To use the NW function, you need to have the BLOSUM62 matrix defined as a dictionary called b62:

from Bio.SubsMat import MatrixInfo
b62 = MatrixInfo.blosum62
for key in b62.keys():
    b62[(key[1],key[0])] = b62[key]

def NW(string1, string2, scoring_dict = b62, gap = -6, verbose = False):
    """Performs Needleman-Wunsch alignment of string1 and string2.
    Prints out the alignment and returns the array of scores and pointers(arrows).
    Scores, Pointers = NW('Pelican', 'trellisant', verbose = True)
    """   
    # initialize scoring and 'arrow' matrices to 0
    Scores = [[0 for x in range(len(string2)+1)] for y in range(len(string1)+1)]
    Pointers = [[0 for x in range(len(string2)+1)] for y in range(len(string1)+1)]
    # Convert to uppercase:
    string1 = string1.upper()
    string2 = string2.upper()
    # initialize borders
    # for pointers (arrows), use 2 for diagonal, -1 for horizontal, and 1 for vertical moves.
    # I have tried to consistently use i for rows (vertical positions) in the score and pointer tables, and j for columns (horizontal positions).
    for i in range(len(string1)+1):
        Scores[i][0] = gap*i
        Pointers[i][0] = 1
    for j in range(len(string2)+1):
        Scores[0][j] = gap*j
        Pointers[0][j] = -1
    # fill with scores
    for i in range(1,len(string1)+1):
        for j in range(1,len(string2)+1):
            letter1 = string1[i-1]
            letter2 = string2[j-1]
            DiagonalScore = Scores[i-1][j-1] + scoring_dict[(letter1, letter2)]
            HorizontalScore = Scores[i][j-1] + gap
            UpScore = Scores[i-1][j] + gap
            # TempScores is list of the three scores and their pointers
            TempScores = [[DiagonalScore,2],[HorizontalScore,-1],[UpScore,1]]
            # Now we keep the highest score, and the associated direction (pointer)
            Scores[i][j], Pointers[i][j] = max(TempScores)
    # backtrace from the last entry.  
    [i,j] = [len(string1),len(string2)]
    align1 = ''
    align2 = ''
    while [i,j] != [0,0]:
        if Pointers[i][j] == 2:
            align1 = align1 + string1[i-1]
            align2 = align2 + string2[j-1]
            i = i - 1
            j = j - 1
        elif Pointers[i][j] == -1:
            align1 = align1 + '-'
            align2 = align2 + string2[j-1]
            j = j - 1
        else:
            align1 = align1 + string1[i-1]
            align2 = align2 + '-'
            i = i - 1
    # the alignments have been created backwards, so we need to reverse them:
    align1 = align1[::-1]
    align2 = align2[::-1]
    # print out alignment
    print align1
    print align2
    print 'Score: ' + str(Scores[len(string1)][len(string2)])
    # in case you want to look at the scores and pointers, the function returns them
    if verbose: return [Scores,Pointers]

The rest of the lab is well summarized by the outline: find two orthologs to known proteins from your organism in a "normal" species such as yeast, or Homo sapiens.
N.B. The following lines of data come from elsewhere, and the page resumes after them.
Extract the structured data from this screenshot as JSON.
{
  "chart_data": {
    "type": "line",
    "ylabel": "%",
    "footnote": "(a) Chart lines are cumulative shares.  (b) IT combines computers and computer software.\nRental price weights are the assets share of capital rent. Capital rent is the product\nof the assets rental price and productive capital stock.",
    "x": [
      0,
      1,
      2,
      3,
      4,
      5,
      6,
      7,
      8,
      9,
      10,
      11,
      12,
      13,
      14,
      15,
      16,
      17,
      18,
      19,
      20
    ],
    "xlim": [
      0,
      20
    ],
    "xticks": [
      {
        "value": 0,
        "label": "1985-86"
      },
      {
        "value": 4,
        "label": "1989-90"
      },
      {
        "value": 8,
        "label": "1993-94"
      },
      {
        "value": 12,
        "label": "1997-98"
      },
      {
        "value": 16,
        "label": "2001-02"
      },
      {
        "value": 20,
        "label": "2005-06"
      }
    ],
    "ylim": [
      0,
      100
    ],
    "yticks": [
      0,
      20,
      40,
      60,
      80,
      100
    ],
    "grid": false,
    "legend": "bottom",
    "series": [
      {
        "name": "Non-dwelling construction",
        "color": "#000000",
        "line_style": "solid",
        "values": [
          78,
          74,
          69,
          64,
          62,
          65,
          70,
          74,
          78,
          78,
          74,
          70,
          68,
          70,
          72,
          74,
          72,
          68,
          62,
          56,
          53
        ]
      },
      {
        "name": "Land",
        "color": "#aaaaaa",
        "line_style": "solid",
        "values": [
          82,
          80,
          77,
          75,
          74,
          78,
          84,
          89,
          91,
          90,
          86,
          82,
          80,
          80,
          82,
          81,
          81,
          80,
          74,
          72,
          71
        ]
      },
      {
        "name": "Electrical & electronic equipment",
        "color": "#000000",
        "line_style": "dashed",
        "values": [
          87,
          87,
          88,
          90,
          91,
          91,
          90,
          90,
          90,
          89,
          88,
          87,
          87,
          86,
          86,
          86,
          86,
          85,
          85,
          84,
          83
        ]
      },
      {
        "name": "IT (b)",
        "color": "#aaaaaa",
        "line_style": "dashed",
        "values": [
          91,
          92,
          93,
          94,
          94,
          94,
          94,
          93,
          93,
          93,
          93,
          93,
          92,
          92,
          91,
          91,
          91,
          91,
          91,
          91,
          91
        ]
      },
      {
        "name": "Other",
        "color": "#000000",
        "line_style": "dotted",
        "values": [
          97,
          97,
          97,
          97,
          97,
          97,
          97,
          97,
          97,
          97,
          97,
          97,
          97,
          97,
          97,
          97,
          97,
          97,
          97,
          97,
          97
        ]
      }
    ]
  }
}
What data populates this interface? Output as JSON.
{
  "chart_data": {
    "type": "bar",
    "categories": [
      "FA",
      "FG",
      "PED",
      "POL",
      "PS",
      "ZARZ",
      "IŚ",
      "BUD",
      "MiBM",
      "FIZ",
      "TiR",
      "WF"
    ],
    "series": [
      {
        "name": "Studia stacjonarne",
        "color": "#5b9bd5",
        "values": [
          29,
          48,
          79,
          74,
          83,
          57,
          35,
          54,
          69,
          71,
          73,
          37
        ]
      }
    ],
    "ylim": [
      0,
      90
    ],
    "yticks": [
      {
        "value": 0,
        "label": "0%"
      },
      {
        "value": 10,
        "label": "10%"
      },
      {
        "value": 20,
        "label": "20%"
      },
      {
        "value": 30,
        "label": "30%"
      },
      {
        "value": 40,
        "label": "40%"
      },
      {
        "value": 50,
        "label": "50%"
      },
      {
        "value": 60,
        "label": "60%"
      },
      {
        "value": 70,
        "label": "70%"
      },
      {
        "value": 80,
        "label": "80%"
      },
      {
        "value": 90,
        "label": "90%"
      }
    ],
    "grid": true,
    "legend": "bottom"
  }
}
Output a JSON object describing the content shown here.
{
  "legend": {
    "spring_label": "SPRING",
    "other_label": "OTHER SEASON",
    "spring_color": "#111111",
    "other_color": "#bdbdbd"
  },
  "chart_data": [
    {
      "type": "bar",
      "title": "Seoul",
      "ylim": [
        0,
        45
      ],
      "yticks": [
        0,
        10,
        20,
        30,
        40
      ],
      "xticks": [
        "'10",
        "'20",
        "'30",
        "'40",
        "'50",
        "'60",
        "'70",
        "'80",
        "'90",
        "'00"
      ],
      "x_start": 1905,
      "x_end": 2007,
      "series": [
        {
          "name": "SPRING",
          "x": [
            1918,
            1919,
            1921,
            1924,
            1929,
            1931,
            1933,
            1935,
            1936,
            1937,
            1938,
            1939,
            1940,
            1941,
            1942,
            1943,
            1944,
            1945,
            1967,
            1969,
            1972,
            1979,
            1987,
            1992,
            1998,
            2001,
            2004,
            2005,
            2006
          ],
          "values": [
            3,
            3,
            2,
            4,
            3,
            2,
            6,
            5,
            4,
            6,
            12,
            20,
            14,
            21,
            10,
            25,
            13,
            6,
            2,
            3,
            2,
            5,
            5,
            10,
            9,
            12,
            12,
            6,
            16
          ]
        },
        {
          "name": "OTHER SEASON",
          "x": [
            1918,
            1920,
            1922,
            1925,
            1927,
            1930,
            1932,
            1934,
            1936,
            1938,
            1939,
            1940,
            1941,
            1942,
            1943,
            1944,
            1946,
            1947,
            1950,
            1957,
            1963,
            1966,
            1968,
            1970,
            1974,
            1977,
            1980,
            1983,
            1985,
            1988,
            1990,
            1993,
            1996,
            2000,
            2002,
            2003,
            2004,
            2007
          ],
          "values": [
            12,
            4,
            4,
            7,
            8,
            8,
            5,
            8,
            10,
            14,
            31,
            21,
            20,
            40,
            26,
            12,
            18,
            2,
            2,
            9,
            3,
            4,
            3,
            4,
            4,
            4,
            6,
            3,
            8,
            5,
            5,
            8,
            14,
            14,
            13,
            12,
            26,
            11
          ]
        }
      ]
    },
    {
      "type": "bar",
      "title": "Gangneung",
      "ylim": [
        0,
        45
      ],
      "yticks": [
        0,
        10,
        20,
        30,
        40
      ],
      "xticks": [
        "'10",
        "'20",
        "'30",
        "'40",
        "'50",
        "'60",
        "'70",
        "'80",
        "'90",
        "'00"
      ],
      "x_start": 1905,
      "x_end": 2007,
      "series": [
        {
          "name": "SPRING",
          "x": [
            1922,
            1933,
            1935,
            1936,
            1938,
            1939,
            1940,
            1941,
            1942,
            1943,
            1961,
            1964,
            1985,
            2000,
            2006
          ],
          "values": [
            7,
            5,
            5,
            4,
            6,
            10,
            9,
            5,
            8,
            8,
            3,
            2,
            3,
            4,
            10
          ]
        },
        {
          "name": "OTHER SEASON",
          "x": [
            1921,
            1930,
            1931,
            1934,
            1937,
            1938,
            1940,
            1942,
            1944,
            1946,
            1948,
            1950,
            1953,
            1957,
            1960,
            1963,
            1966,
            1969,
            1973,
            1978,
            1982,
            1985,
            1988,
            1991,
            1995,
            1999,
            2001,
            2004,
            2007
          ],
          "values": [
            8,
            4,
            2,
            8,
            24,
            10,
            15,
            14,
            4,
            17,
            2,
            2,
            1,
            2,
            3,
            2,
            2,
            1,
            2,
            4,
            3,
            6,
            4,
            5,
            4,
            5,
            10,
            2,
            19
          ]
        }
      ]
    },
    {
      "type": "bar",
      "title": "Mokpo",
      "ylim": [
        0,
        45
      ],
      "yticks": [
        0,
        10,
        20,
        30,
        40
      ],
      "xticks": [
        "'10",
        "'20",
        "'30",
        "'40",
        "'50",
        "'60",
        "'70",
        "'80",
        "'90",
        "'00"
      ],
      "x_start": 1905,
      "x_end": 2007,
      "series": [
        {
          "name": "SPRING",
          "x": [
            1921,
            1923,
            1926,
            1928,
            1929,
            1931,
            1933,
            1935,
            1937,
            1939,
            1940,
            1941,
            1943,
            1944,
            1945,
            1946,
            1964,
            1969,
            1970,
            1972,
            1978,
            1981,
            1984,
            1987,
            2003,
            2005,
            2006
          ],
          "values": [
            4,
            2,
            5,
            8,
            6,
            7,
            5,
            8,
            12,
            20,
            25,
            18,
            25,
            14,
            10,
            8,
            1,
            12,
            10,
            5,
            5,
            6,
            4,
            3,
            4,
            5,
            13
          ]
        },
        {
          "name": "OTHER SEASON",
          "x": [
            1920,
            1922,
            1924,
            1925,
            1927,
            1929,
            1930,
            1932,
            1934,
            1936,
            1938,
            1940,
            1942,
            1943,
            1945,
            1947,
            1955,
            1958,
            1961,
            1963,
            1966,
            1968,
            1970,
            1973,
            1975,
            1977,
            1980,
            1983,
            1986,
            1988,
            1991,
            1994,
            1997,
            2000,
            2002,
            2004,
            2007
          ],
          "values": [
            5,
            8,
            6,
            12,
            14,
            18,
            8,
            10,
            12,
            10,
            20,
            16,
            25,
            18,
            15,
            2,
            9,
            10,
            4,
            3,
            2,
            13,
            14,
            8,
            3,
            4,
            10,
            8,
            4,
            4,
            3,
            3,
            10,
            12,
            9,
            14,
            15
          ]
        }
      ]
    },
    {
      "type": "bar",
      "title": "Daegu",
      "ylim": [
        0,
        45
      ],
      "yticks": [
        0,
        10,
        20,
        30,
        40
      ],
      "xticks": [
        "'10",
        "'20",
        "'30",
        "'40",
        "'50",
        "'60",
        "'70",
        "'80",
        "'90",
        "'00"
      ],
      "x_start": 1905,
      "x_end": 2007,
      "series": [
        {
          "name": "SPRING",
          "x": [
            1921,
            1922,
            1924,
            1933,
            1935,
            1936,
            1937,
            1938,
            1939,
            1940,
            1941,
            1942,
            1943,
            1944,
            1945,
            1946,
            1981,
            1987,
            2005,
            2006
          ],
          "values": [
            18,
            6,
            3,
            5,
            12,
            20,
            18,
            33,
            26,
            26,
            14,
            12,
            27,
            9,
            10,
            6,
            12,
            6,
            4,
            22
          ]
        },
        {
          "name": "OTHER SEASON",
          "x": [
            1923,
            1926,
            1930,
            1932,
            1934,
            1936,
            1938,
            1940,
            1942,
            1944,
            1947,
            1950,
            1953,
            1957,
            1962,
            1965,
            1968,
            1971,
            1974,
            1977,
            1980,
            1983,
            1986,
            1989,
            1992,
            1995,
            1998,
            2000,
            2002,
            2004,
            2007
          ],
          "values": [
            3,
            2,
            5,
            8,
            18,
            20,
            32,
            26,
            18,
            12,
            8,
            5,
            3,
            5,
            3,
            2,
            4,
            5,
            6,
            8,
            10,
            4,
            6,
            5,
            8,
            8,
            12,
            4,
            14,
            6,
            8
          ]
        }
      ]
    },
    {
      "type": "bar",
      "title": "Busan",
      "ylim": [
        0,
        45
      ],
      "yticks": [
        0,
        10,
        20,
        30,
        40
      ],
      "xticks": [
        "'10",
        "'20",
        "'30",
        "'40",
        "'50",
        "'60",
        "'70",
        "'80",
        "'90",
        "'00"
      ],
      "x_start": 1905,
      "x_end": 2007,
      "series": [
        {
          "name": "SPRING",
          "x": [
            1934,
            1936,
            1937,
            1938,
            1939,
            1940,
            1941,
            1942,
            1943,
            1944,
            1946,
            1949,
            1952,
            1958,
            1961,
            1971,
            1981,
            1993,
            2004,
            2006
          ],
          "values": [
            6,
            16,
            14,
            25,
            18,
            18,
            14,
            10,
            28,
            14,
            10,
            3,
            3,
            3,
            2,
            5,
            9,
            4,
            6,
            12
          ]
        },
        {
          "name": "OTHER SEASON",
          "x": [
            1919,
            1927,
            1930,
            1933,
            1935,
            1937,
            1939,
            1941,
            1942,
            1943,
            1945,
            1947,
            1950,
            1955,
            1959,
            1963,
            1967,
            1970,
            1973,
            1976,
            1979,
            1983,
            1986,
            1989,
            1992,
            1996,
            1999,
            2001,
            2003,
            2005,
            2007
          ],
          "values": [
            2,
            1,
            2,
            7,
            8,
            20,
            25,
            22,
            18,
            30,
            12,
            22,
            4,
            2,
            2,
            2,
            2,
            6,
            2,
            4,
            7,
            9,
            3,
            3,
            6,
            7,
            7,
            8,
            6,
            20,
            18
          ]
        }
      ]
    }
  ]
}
Use the Smith-Waterman function to generate alignments and scores with the BLOSUM62 matrix and your custom scoring matrix. Are the alignments different? If so, does one make more sense than the other?

Extra credit: try to find an unknown or hypothetical protein from the AT-rich organism with a weak match to a known protein, and redo the previous exercise.